GfK’s consumer confidence index dropped by 25 points to -34 between the first two weeks and last two weeks of March. That marks the biggest fall since records began in January 1974.
GfK usually only runs the index once a month but has put out a ‘flash’ index to determine the impact the mounting crisis is having. Its last regular index used data from before the UK went into lockdown.
The major purchase index, which measures intention to purchase big ticket items such as furniture and electrical goods, has plummeted by 50 points to -52. This compares to a score of six in February 2020 and one in March 2019.
The score for the general economic situation over the next 12 months dropped 29 points to -56. Even the score for the general economic situation over the past 12 months sunk, by 17 points to -40.

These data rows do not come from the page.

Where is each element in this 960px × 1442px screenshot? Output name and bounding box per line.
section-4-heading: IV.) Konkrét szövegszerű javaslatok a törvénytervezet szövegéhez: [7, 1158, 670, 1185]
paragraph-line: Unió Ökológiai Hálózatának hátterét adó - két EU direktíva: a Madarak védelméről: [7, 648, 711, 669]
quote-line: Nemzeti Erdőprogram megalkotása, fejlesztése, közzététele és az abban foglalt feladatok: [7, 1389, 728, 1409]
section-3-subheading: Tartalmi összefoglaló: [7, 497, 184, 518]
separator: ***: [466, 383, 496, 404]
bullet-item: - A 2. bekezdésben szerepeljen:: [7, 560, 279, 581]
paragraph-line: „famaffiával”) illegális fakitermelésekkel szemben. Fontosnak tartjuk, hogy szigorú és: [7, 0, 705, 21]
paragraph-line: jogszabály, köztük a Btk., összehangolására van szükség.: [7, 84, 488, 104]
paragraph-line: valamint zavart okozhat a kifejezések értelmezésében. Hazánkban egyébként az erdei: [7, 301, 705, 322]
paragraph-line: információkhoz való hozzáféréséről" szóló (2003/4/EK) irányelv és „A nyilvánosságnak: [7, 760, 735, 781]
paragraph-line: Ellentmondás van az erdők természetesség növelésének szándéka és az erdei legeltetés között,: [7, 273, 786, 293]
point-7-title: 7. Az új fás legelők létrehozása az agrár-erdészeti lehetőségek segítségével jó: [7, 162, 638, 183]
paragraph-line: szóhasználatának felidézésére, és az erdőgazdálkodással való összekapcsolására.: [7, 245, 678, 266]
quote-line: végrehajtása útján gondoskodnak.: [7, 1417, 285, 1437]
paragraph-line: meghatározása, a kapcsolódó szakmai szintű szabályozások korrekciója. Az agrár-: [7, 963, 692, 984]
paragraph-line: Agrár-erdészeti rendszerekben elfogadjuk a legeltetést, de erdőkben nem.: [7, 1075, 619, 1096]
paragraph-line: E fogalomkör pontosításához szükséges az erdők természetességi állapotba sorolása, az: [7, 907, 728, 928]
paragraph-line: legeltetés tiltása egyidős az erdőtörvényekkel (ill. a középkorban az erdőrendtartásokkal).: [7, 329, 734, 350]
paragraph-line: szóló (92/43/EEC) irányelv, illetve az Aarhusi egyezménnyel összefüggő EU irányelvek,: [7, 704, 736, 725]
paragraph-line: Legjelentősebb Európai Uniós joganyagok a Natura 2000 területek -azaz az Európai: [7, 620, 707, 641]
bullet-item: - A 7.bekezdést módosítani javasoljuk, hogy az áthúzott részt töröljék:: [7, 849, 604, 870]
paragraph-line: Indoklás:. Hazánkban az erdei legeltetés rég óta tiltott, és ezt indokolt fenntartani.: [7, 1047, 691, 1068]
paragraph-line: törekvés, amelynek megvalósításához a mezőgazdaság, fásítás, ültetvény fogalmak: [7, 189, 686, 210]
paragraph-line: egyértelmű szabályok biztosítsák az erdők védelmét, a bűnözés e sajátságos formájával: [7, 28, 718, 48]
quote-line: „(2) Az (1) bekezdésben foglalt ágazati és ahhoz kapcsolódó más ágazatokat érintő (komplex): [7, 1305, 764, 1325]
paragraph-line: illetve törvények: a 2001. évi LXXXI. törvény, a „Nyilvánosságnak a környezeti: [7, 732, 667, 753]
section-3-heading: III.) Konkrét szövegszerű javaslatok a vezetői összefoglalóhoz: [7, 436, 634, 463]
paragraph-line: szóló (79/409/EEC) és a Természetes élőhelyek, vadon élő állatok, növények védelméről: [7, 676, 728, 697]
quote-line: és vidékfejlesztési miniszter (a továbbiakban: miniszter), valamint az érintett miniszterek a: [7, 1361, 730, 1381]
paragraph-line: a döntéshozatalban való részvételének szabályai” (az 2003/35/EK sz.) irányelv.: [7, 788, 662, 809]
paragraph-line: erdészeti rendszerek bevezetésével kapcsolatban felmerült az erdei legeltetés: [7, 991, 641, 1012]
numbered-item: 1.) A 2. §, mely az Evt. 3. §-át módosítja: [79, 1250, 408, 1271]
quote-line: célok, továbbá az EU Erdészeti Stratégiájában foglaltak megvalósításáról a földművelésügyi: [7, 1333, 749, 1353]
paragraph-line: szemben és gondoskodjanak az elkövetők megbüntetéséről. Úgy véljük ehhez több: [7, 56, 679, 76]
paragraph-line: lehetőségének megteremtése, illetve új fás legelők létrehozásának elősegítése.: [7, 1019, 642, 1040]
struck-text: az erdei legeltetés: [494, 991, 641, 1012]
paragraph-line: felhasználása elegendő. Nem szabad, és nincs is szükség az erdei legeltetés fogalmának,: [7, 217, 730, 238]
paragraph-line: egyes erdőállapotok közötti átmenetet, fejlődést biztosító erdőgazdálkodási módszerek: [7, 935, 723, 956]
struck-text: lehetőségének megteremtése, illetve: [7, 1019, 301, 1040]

People’s feelings about their personal financial situation over the next 12 months – which GfK’s client strategy director Joe Staton believes is the “most telling number” – declined by 20 points to -17.
“Our Covid-19 ‘flash report’ shows a dramatic result with consumer confidence falling off the cliff in the last two weeks of March. The last time we saw such a decline was during the 2008 economic downturn,” Staton says.
“Our falling confidence in our personal financial situation and the wider economy reflects the new concern for many across the UK. Despite record grocery sales, and recent peaks for purchases of freezers, TVs and home office equipment as people prepared for a long period in the home, the major purchase endex is down 50 points – a stark picture for some parts of the retail industry in the short to medium term.”
The savings index is also down by six points over the course of March to four, which shows people do not believe it is a good time to save. In the prior month and March 2019, the savings index was at 20.